Next time someone mentions Judeo-Christian values, point to this one, which comes more from the Judeo side, I imagine.
The liberal Israeli newspaper HaAretz published a photo over the weekend of an Israeli soldier kissing another man, not that there’s anything wrong with that. Mostly the paper was concerned with how hot the kiss was.
The picture was taken at Jerusalem’s Pride parade on July 29.
The article takes two paragraphs to describe the kiss graphically. “Both stand in a public place, giving a performance, showing how it’s done correctly, feeding him to become his own,” the author writes in Hebrew. But after describing the passionate kiss, he says “people stand around not even looking.”
“I can kiss the person I want the same way that another soldier can kiss whoever he wants,” the writer says. (I believe that’s an imagined quote, describing the scene, rather than something the solider actually told him.)
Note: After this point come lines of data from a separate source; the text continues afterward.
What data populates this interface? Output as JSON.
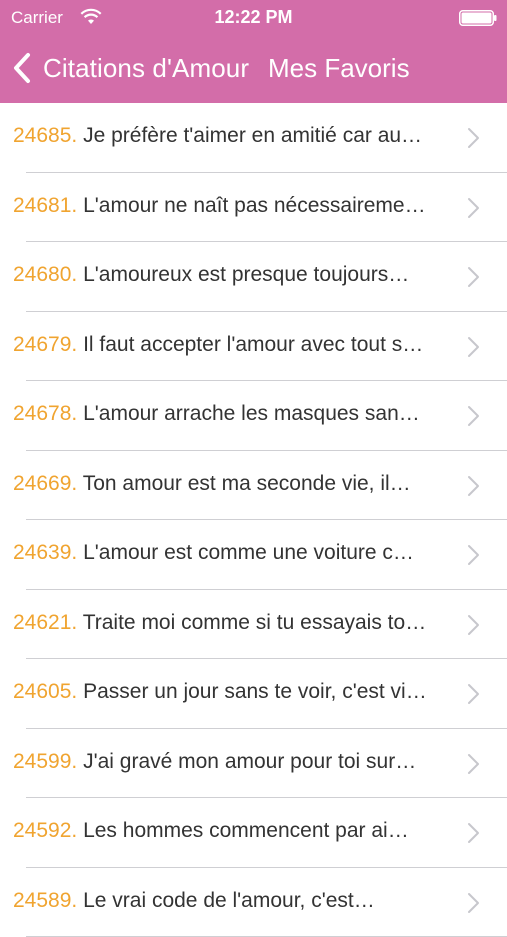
{
  "status_bar": {
    "carrier": "Carrier",
    "time": "12:22 PM"
  },
  "nav": {
    "back_label": "Citations d'Amour",
    "title": "Mes Favoris"
  },
  "colors": {
    "header": "#d36da9",
    "number": "#f0a430",
    "text": "#333333",
    "chevron": "#c7c7cc"
  },
  "icons": [
    "wifi-icon",
    "battery-icon",
    "back-chevron-icon",
    "chevron-right-icon"
  ],
  "favorites": [
    {
      "number": "24685.",
      "text": "Je préfère t'aimer en amitié car au…"
    },
    {
      "number": "24681.",
      "text": "L'amour ne naît pas nécessaireme…"
    },
    {
      "number": "24680.",
      "text": "L'amoureux est presque toujours…"
    },
    {
      "number": "24679.",
      "text": "Il faut accepter l'amour avec tout s…"
    },
    {
      "number": "24678.",
      "text": "L'amour arrache les masques san…"
    },
    {
      "number": "24669.",
      "text": "Ton amour est ma seconde vie, il…"
    },
    {
      "number": "24639.",
      "text": "L'amour est comme une voiture c…"
    },
    {
      "number": "24621.",
      "text": "Traite moi comme si tu essayais to…"
    },
    {
      "number": "24605.",
      "text": "Passer un jour sans te voir, c'est vi…"
    },
    {
      "number": "24599.",
      "text": "J'ai gravé mon amour pour toi sur…"
    },
    {
      "number": "24592.",
      "text": "Les hommes commencent par ai…"
    },
    {
      "number": "24589.",
      "text": "Le vrai code de l'amour, c'est…"
    }
  ]
}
In the past there have been demonstrations against a Pride parade in Jerusalem. This year, bystanders hardly looked, he said. The last paragraph, however, talks about the older man with the mustache taking a picture of the two men. The writer wonders what the man captured in his camera and questions if he was even looking at the two men embracing since his eyes seem to be looking more at the writer than the men.
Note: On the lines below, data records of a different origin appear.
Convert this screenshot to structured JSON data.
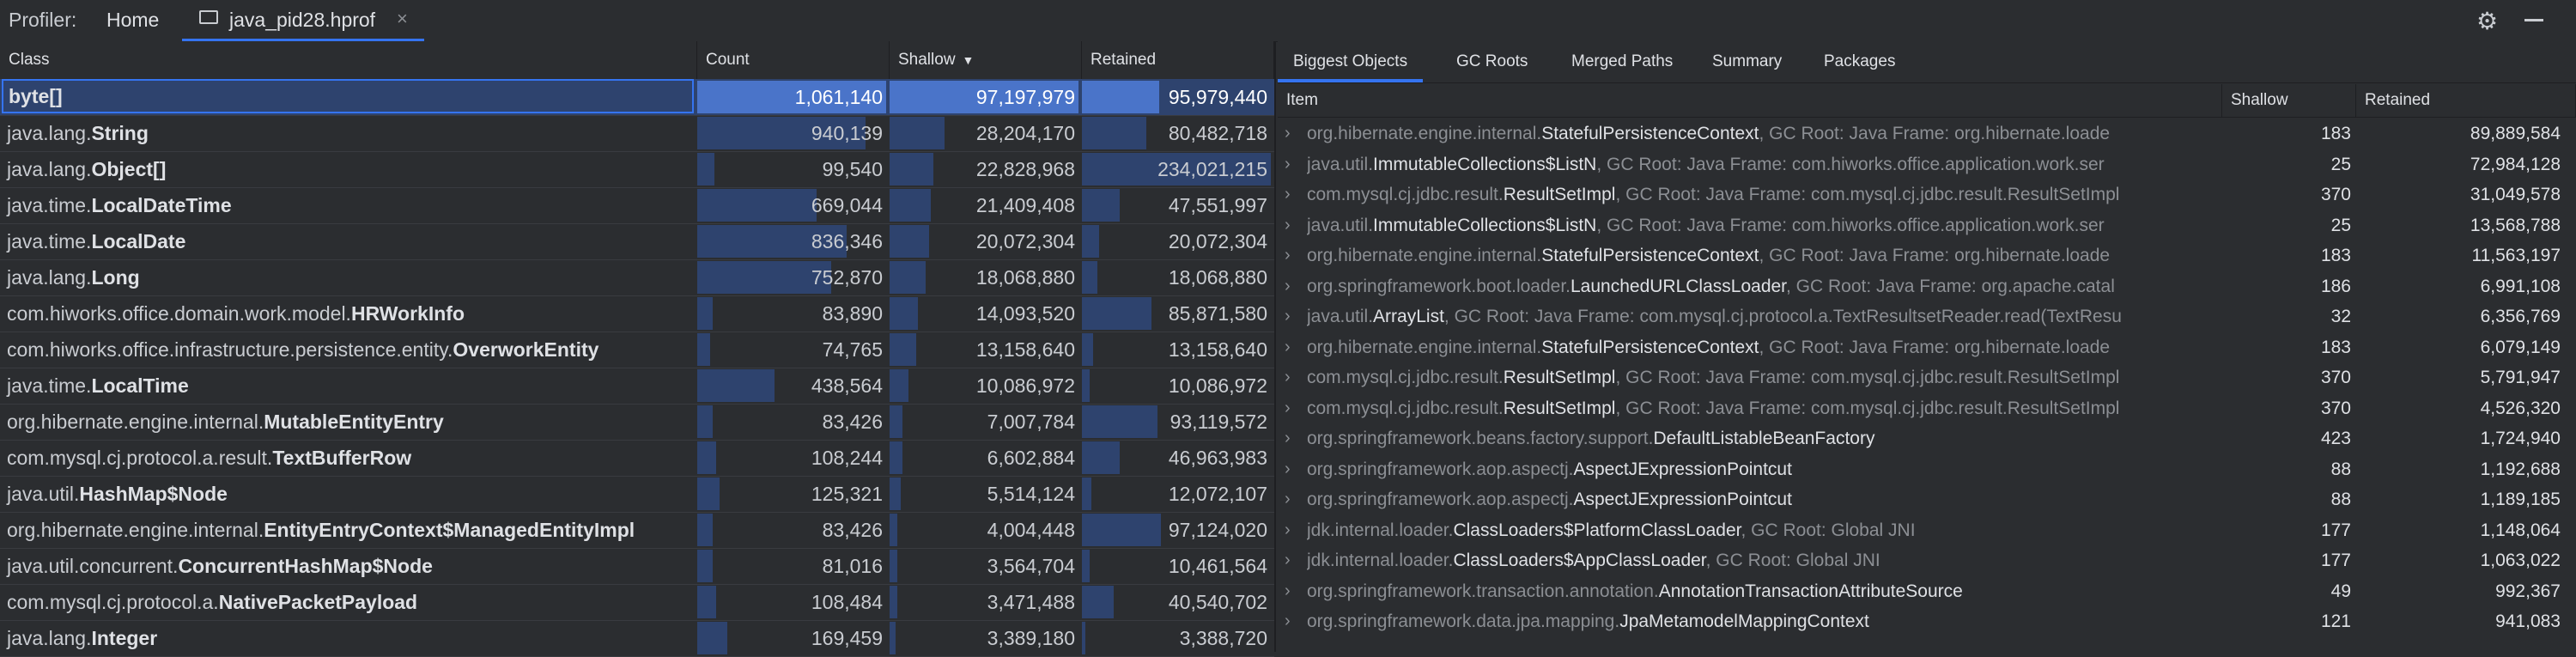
{
  "topbar": {
    "profiler_label": "Profiler:",
    "home_tab": "Home",
    "file_tab": "java_pid28.hprof",
    "close_glyph": "×",
    "settings_icon": "gear-icon",
    "minimize_icon": "minimize-icon"
  },
  "class_table": {
    "columns": {
      "class": "Class",
      "count": "Count",
      "shallow": "Shallow",
      "retained": "Retained"
    },
    "sort_indicator": "▼",
    "bar_color": "#2e436e",
    "selected_color": "#4a74c9",
    "rows": [
      {
        "pkg": "",
        "name": "byte[]",
        "count": "1,061,140",
        "shallow": "97,197,979",
        "retained": "95,979,440",
        "count_frac": 1.0,
        "shallow_frac": 1.0,
        "retained_frac": 0.41
      },
      {
        "pkg": "java.lang.",
        "name": "String",
        "count": "940,139",
        "shallow": "28,204,170",
        "retained": "80,482,718",
        "count_frac": 0.89,
        "shallow_frac": 0.29,
        "retained_frac": 0.34
      },
      {
        "pkg": "java.lang.",
        "name": "Object[]",
        "count": "99,540",
        "shallow": "22,828,968",
        "retained": "234,021,215",
        "count_frac": 0.09,
        "shallow_frac": 0.23,
        "retained_frac": 1.0
      },
      {
        "pkg": "java.time.",
        "name": "LocalDateTime",
        "count": "669,044",
        "shallow": "21,409,408",
        "retained": "47,551,997",
        "count_frac": 0.63,
        "shallow_frac": 0.22,
        "retained_frac": 0.2
      },
      {
        "pkg": "java.time.",
        "name": "LocalDate",
        "count": "836,346",
        "shallow": "20,072,304",
        "retained": "20,072,304",
        "count_frac": 0.79,
        "shallow_frac": 0.21,
        "retained_frac": 0.09
      },
      {
        "pkg": "java.lang.",
        "name": "Long",
        "count": "752,870",
        "shallow": "18,068,880",
        "retained": "18,068,880",
        "count_frac": 0.71,
        "shallow_frac": 0.19,
        "retained_frac": 0.08
      },
      {
        "pkg": "com.hiworks.office.domain.work.model.",
        "name": "HRWorkInfo",
        "count": "83,890",
        "shallow": "14,093,520",
        "retained": "85,871,580",
        "count_frac": 0.08,
        "shallow_frac": 0.15,
        "retained_frac": 0.37
      },
      {
        "pkg": "com.hiworks.office.infrastructure.persistence.entity.",
        "name": "OverworkEntity",
        "count": "74,765",
        "shallow": "13,158,640",
        "retained": "13,158,640",
        "count_frac": 0.07,
        "shallow_frac": 0.14,
        "retained_frac": 0.06
      },
      {
        "pkg": "java.time.",
        "name": "LocalTime",
        "count": "438,564",
        "shallow": "10,086,972",
        "retained": "10,086,972",
        "count_frac": 0.41,
        "shallow_frac": 0.1,
        "retained_frac": 0.04
      },
      {
        "pkg": "org.hibernate.engine.internal.",
        "name": "MutableEntityEntry",
        "count": "83,426",
        "shallow": "7,007,784",
        "retained": "93,119,572",
        "count_frac": 0.08,
        "shallow_frac": 0.07,
        "retained_frac": 0.4
      },
      {
        "pkg": "com.mysql.cj.protocol.a.result.",
        "name": "TextBufferRow",
        "count": "108,244",
        "shallow": "6,602,884",
        "retained": "46,963,983",
        "count_frac": 0.1,
        "shallow_frac": 0.07,
        "retained_frac": 0.2
      },
      {
        "pkg": "java.util.",
        "name": "HashMap$Node",
        "count": "125,321",
        "shallow": "5,514,124",
        "retained": "12,072,107",
        "count_frac": 0.12,
        "shallow_frac": 0.06,
        "retained_frac": 0.05
      },
      {
        "pkg": "org.hibernate.engine.internal.",
        "name": "EntityEntryContext$ManagedEntityImpl",
        "count": "83,426",
        "shallow": "4,004,448",
        "retained": "97,124,020",
        "count_frac": 0.08,
        "shallow_frac": 0.04,
        "retained_frac": 0.42
      },
      {
        "pkg": "java.util.concurrent.",
        "name": "ConcurrentHashMap$Node",
        "count": "81,016",
        "shallow": "3,564,704",
        "retained": "10,461,564",
        "count_frac": 0.08,
        "shallow_frac": 0.04,
        "retained_frac": 0.04
      },
      {
        "pkg": "com.mysql.cj.protocol.a.",
        "name": "NativePacketPayload",
        "count": "108,484",
        "shallow": "3,471,488",
        "retained": "40,540,702",
        "count_frac": 0.1,
        "shallow_frac": 0.04,
        "retained_frac": 0.17
      },
      {
        "pkg": "java.lang.",
        "name": "Integer",
        "count": "169,459",
        "shallow": "3,389,180",
        "retained": "3,388,720",
        "count_frac": 0.16,
        "shallow_frac": 0.03,
        "retained_frac": 0.01
      }
    ]
  },
  "detail_panel": {
    "tabs": [
      "Biggest Objects",
      "GC Roots",
      "Merged Paths",
      "Summary",
      "Packages"
    ],
    "active_tab": "Biggest Objects",
    "columns": {
      "item": "Item",
      "shallow": "Shallow",
      "retained": "Retained"
    },
    "chevron": "›",
    "rows": [
      {
        "pkg": "org.hibernate.engine.internal.",
        "name": "StatefulPersistenceContext",
        "gc": ", GC Root: Java Frame: org.hibernate.loade",
        "shallow": "183",
        "retained": "89,889,584"
      },
      {
        "pkg": "java.util.",
        "name": "ImmutableCollections$ListN",
        "gc": ", GC Root: Java Frame: com.hiworks.office.application.work.ser",
        "shallow": "25",
        "retained": "72,984,128"
      },
      {
        "pkg": "com.mysql.cj.jdbc.result.",
        "name": "ResultSetImpl",
        "gc": ", GC Root: Java Frame: com.mysql.cj.jdbc.result.ResultSetImpl",
        "shallow": "370",
        "retained": "31,049,578"
      },
      {
        "pkg": "java.util.",
        "name": "ImmutableCollections$ListN",
        "gc": ", GC Root: Java Frame: com.hiworks.office.application.work.ser",
        "shallow": "25",
        "retained": "13,568,788"
      },
      {
        "pkg": "org.hibernate.engine.internal.",
        "name": "StatefulPersistenceContext",
        "gc": ", GC Root: Java Frame: org.hibernate.loade",
        "shallow": "183",
        "retained": "11,563,197"
      },
      {
        "pkg": "org.springframework.boot.loader.",
        "name": "LaunchedURLClassLoader",
        "gc": ", GC Root: Java Frame: org.apache.catal",
        "shallow": "186",
        "retained": "6,991,108"
      },
      {
        "pkg": "java.util.",
        "name": "ArrayList",
        "gc": ", GC Root: Java Frame: com.mysql.cj.protocol.a.TextResultsetReader.read(TextResu",
        "shallow": "32",
        "retained": "6,356,769"
      },
      {
        "pkg": "org.hibernate.engine.internal.",
        "name": "StatefulPersistenceContext",
        "gc": ", GC Root: Java Frame: org.hibernate.loade",
        "shallow": "183",
        "retained": "6,079,149"
      },
      {
        "pkg": "com.mysql.cj.jdbc.result.",
        "name": "ResultSetImpl",
        "gc": ", GC Root: Java Frame: com.mysql.cj.jdbc.result.ResultSetImpl",
        "shallow": "370",
        "retained": "5,791,947"
      },
      {
        "pkg": "com.mysql.cj.jdbc.result.",
        "name": "ResultSetImpl",
        "gc": ", GC Root: Java Frame: com.mysql.cj.jdbc.result.ResultSetImpl",
        "shallow": "370",
        "retained": "4,526,320"
      },
      {
        "pkg": "org.springframework.beans.factory.support.",
        "name": "DefaultListableBeanFactory",
        "gc": "",
        "shallow": "423",
        "retained": "1,724,940"
      },
      {
        "pkg": "org.springframework.aop.aspectj.",
        "name": "AspectJExpressionPointcut",
        "gc": "",
        "shallow": "88",
        "retained": "1,192,688"
      },
      {
        "pkg": "org.springframework.aop.aspectj.",
        "name": "AspectJExpressionPointcut",
        "gc": "",
        "shallow": "88",
        "retained": "1,189,185"
      },
      {
        "pkg": "jdk.internal.loader.",
        "name": "ClassLoaders$PlatformClassLoader",
        "gc": ", GC Root: Global JNI",
        "shallow": "177",
        "retained": "1,148,064"
      },
      {
        "pkg": "jdk.internal.loader.",
        "name": "ClassLoaders$AppClassLoader",
        "gc": ", GC Root: Global JNI",
        "shallow": "177",
        "retained": "1,063,022"
      },
      {
        "pkg": "org.springframework.transaction.annotation.",
        "name": "AnnotationTransactionAttributeSource",
        "gc": "",
        "shallow": "49",
        "retained": "992,367"
      },
      {
        "pkg": "org.springframework.data.jpa.mapping.",
        "name": "JpaMetamodelMappingContext",
        "gc": "",
        "shallow": "121",
        "retained": "941,083"
      }
    ]
  }
}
Israel eliminated its voluntary deferment for gays and lesbians to serve in the military in 1993. That same year, the U.S. began “don’t ask, don’t tell.”
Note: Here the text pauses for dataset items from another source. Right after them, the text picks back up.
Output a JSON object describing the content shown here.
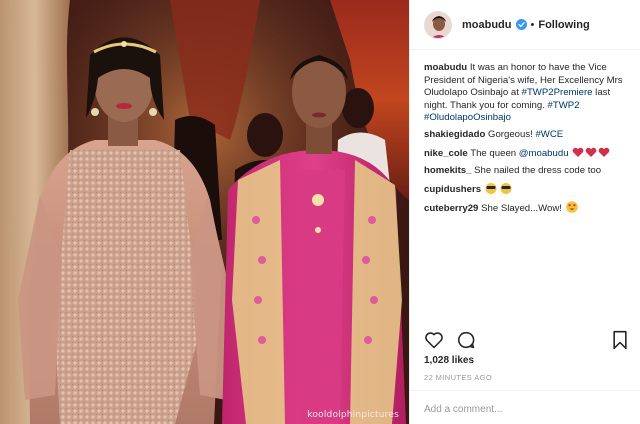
{
  "post": {
    "username": "moabudu",
    "follow_state": "Following",
    "separator": "•",
    "photo_credit": "kooldolphinpictures",
    "caption": {
      "user": "moabudu",
      "text_1": "It was an honor to have the Vice President of Nigeria's wife, Her Excellency Mrs Oludolapo Osinbajo at ",
      "tag_1": "#TWP2Premiere",
      "text_2": " last night. Thank you for coming. ",
      "tag_2": "#TWP2",
      "tag_3": "#OludolapoOsinbajo"
    },
    "comments": [
      {
        "user": "shakiegidado",
        "text": "Gorgeous! ",
        "tag": "#WCE",
        "emoji": ""
      },
      {
        "user": "nike_cole",
        "text": "The queen ",
        "tag": "@moabudu",
        "emoji": "hearts"
      },
      {
        "user": "homekits_",
        "text": "She nailed the dress code too",
        "tag": "",
        "emoji": ""
      },
      {
        "user": "cupidushers",
        "text": "",
        "tag": "",
        "emoji": "sunglasses"
      },
      {
        "user": "cuteberry29",
        "text": "She Slayed...Wow!",
        "tag": "",
        "emoji": "heart-eyes"
      }
    ],
    "likes": "1,028 likes",
    "timestamp": "22 MINUTES AGO",
    "add_comment_placeholder": "Add a comment...",
    "icons": {
      "like": "heart-outline-icon",
      "comment": "speech-bubble-icon",
      "save": "bookmark-icon",
      "verified": "verified-badge-icon"
    },
    "colors": {
      "link": "#003569",
      "verified": "#3897f0",
      "heart_emoji": "#d0304a",
      "divider": "#efefef",
      "muted": "#999999"
    }
  }
}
My translation may be a little off because my Hebrew school classes prepared me to say things more like “you shall not eat flesh from a cloven-hoofed animal like a pig or a camel because it is an abomination” rather than “two men kissed each other passionately in Jerusalem to show straight people how to do it.” However, synagogues take note: Using articles like this may be a better way to keep students interested.
The article in HaAretz also goes on to call the older man in the background “altercocker Groucho Marx”. Having a similar mustache, and being well qualified as an altercocker, I resent that.
Thank you, altercocker Hardy. I couldn’t figure out what kind of mustache he was describing since “ch” isn’t a sound in Hebrew. It’s spelled something like grah-oh-tzo marks. But a ‘ after a tz makes a “ch” when transliterating foreign words into Hebrew. But I think he’s saying an old fashioned Groucho Marx mustache.
And to continue the translations, an altercocker is literally a old shitter, but is Yiddish, not Hebrew.
My Yiddish is as rusty as my Hebrew, I only figured Groucho out after doing a lot of phonetics and finally resorting to Google translations. Oy!